I take issue with the characterization of the puff piece by Bill Thompson, who seemed to support Rep. Ted Yoho’s non-apology apology to Rep. Alexandria Ocasio-Cortez concerning his disgusting comments that he denied were about her.
For one thing, the piece starts out “according to media reports” the two bickered. Then it goes on to say Yoho “allegedly” didn’t make the disgusting remarks about AOC, even though the reporter from The Hill, Mike Lillis, heard him call her a “fu—-ng bi—ch.” Then, again, according to media reports, [the comment] “was not specific to anyone.” So, which is it? Did the media reports confirm the remarks by Yoho, or did they deny he meant them for AOC? Fact is, he said what he said, and there were no other females around — so who, exactly, was he talking about?

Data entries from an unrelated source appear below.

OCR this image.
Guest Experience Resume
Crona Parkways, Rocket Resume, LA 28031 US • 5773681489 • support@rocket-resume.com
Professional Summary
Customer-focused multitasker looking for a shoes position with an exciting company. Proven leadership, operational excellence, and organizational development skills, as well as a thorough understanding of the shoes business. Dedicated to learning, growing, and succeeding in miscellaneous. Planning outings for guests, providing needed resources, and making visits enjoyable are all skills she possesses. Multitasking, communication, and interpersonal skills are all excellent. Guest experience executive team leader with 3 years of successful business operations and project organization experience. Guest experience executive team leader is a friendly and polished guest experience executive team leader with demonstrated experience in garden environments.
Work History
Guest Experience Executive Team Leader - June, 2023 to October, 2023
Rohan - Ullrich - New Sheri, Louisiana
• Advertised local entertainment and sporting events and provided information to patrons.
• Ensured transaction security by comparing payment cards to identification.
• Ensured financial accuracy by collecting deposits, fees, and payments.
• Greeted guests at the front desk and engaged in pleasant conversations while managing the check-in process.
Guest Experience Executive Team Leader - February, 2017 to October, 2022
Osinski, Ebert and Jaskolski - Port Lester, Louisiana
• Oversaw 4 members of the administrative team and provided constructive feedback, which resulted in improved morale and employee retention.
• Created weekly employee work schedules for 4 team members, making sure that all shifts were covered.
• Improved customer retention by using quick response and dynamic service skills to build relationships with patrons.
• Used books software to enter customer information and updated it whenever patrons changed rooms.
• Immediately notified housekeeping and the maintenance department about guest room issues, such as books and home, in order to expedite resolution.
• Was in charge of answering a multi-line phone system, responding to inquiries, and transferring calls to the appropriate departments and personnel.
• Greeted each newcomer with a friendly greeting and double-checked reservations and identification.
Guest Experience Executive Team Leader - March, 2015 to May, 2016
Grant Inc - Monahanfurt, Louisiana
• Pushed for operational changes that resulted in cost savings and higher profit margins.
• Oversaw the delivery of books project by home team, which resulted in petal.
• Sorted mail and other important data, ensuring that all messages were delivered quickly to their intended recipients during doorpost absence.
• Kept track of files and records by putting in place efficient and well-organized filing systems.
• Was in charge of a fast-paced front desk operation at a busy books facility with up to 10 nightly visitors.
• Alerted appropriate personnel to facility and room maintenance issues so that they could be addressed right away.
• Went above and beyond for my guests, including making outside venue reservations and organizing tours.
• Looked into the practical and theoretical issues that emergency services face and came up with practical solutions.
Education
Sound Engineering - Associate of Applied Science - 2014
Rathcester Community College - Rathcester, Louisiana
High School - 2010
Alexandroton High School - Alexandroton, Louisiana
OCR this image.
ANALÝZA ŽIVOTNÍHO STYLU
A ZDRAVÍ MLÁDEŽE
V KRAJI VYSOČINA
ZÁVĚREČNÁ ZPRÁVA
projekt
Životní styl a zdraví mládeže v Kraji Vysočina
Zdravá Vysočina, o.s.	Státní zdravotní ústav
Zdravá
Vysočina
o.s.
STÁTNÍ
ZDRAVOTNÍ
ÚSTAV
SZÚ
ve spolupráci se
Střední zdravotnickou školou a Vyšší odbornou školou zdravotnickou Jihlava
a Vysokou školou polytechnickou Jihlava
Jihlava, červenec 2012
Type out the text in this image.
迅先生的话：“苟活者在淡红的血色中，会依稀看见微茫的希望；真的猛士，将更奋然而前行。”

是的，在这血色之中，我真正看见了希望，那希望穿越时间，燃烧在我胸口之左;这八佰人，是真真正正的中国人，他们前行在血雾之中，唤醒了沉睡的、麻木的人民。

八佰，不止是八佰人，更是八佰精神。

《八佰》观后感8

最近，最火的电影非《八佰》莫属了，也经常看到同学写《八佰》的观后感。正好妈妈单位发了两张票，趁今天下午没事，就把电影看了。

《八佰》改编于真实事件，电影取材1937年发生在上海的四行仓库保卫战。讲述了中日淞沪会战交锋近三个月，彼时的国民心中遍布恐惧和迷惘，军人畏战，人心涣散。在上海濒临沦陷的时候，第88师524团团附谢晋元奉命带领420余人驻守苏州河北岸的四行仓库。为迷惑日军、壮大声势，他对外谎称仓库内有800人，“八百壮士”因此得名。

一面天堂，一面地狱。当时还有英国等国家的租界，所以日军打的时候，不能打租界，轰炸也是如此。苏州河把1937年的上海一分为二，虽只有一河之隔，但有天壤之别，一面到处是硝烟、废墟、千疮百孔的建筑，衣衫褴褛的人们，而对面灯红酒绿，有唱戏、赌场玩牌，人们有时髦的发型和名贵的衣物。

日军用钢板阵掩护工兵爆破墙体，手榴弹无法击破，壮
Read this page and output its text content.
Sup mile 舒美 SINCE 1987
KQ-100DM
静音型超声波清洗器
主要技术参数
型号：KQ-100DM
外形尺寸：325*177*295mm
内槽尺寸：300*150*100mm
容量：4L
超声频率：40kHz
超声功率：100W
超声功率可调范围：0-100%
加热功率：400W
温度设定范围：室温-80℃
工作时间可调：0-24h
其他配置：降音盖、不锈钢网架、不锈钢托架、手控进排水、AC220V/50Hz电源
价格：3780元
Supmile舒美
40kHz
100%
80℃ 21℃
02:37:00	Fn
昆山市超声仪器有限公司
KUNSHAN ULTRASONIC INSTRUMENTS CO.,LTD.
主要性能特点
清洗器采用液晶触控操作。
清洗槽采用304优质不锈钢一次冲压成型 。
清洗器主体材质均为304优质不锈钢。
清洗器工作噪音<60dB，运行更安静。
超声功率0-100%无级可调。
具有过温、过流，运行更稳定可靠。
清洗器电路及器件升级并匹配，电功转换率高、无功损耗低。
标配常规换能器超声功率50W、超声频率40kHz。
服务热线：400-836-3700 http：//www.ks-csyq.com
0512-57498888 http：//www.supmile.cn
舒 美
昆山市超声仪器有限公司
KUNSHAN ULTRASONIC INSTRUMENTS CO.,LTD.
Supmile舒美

In any case, Thompson’s observation that Yoho was “appearing to become emotional” on the House floor is a bit presumptuous, wouldn’t you think, unless Thompson actually knew Yoho’s state of mind as he spoke? Was this an effort to evoke sympathy, and are the readers supposed to feel sorry for him because he was on food stamps at one time in his life? If so, I’ll see if I can find my tiny violin!
The piece notes that Yoho did apologize “for any misunderstanding,” but he did not “sort of” apologize to AOC at all, as Thompson’s headline falsely claims. She — and many of her colleagues in the House — all agreed that whatever he said in his speech, it wasn’t an apology.
Of course, Ocasio-Cortez was having none of it because his comments obviously were demeaning. Who could blame her? Women, especially women of color, are continually dehumanized by powerful white guys in this country. Thompson’s article mentioned that AOC is “the darling of the progressive movement.” So, as such, yes, I’m happy AOC stood up to him!